Hier sollte man sich auch einmal die Frage stellen, was passiert, wenn der BR verhindert ist, da die nächsten drei Monate krank und bettlägerig, und diverse Handlungen nach § 102 BetrVG anliegen?
Sind Kündigungen, da keine Anhörung stattfinden konnte, ungültig? Oder wurde durch Schweigen, da nicht anhörungsfähig, die Zustimmung erteilt?
Ein Grundsatz des BetrVG lautet, das, wenn ein BR besteht, es zu keinen Betriebsratslosen Zeiten kommen soll. Was hier aber letztlich der Fall wäre.
Neben den neu aufgenommenen §§ 21a und 21b, wahrt auch die Vorschrift des § 22 BetrVG das Prinzip der durchgängigen Interessenvertretung. Diese Norm will lediglich sicherstellen, dass eine Belegschaft nach wie vor durch einen Betriebsrat vertreten bleibt, auch wenn dessen Amt aufgrund einer wesentlichen Änderung der Belegschaftsstärke, eines Absinkens der Zahl der Betriebsratsmitglieder unter die gesetzliche Zahl oder eines Rücktritts des Betriebsrats vorzeitig endet oder er hierdurch handlungsunfähig wird. Es handelt sich um eine Ausnahmeregelung, die ihrerseits auf dem Grundgedanken einer betriebsbezogenen Kontinuität betriebsverfassungsrechtlicher Interessenvertretung beruht.
Auch die gesetzlichen Bestimmungen vor 2001 über das Übergangsmandat aus den Jahren 1990 bis 1994 lassen die Vorstellung des Gesetzgebers erkennen, dass betriebsratslose Zeiten infolge betrieblicher Umstrukturierungen grundsätzlich zu vermeiden sind, wenn die betroffenen Arbeitnehmer danach nicht mehr betriebsverfassungsrechtlich vertreten werden.

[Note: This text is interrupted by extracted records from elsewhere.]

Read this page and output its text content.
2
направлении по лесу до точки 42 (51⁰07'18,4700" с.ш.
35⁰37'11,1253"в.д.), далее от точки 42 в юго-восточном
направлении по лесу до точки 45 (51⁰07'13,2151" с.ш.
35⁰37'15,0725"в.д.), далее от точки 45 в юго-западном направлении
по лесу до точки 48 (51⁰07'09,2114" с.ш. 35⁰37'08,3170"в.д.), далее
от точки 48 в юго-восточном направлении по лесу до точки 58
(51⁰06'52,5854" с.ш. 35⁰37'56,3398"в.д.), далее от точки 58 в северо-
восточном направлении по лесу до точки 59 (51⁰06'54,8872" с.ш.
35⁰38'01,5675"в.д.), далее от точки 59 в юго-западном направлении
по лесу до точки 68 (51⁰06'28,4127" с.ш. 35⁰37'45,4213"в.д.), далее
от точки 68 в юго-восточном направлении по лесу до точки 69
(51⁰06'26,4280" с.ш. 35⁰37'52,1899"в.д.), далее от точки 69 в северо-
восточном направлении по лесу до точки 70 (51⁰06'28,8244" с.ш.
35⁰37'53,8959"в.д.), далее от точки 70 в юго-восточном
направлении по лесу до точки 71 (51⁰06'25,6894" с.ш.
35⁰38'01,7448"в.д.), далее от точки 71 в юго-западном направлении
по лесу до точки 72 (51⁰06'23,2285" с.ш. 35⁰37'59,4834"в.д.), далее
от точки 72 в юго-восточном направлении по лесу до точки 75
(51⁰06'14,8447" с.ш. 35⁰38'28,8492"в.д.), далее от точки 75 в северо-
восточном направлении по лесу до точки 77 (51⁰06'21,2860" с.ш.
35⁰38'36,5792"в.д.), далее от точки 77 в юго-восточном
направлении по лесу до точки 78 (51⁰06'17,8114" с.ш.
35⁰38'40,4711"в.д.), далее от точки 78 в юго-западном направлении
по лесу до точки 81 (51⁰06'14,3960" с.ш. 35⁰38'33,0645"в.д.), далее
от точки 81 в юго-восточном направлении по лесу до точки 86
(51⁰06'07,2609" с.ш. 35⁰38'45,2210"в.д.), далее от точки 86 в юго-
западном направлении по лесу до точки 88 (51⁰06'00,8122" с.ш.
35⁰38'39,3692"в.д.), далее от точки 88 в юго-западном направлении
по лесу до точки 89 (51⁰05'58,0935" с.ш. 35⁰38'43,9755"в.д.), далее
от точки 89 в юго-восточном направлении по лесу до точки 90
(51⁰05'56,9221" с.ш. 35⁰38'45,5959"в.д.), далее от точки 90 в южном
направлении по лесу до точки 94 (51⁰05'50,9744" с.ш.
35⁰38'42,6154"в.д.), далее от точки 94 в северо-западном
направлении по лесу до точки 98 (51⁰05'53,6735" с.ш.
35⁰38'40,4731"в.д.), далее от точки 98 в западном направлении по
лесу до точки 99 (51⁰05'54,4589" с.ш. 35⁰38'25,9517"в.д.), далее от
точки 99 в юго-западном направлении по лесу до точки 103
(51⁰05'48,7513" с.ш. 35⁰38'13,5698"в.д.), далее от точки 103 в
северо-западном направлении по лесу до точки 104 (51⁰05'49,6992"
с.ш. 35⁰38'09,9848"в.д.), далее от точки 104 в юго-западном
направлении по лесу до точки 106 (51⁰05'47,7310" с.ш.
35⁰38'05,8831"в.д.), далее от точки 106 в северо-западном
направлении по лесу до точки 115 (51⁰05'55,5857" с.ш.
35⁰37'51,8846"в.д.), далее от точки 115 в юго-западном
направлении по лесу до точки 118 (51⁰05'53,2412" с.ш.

Entsprechende Kommentierungen zu diesem Thema finden sich auch bei:
(Däubler/Kittner/Klebe BetrVG 7. Aufl. § 21 Rn. 68 a ff;
ErfK-Eisemann § 21 Rn. 8;
Fitting/Kaiser/Heither/Engels BetrVG 19. Aufl. § 21 Rn. 43 ff. ;
GK-Wiese/Kreutz BetrVG 6. Aufl. § 21 Rn. 81 bei Einzelrechtsnachfolge;
Bachner NZA 1999, 1241, 1245;
Däubler RdA 1995, 136;
Engels FS Wlotzke S 279, 284;
Frohner PersR 1995, 99, 104;
Klar NZA 1997, 470, 472)
Diesen in verschiedenen betriebsverfassungsrechtlichen Bestimmungen normierten Grundsatz folgt auch das BAG bezogen auf die Regelungen im Betriebsverfassungsgesetz.
Herzlichen Dank auch für die mir unterstellte „unendliche Weisheit. Allerdings hättest Du dir im letzten Satz die unterschwellige Betonung auf „selbst“ schenken können………die gehört eher in die eigene Schublade.
Ich hoffe, hiermit deinem fürsorglichen Wunsch entsprochen zu haben.
Mfg Riedo
Nachtrag:
Abgesehen davon, dass solche Themen auch einmal genauer durchleuchtet gehören, ist der von @gironimo vorgebrachte Vorschlag, hier wirklich der sinnvollste.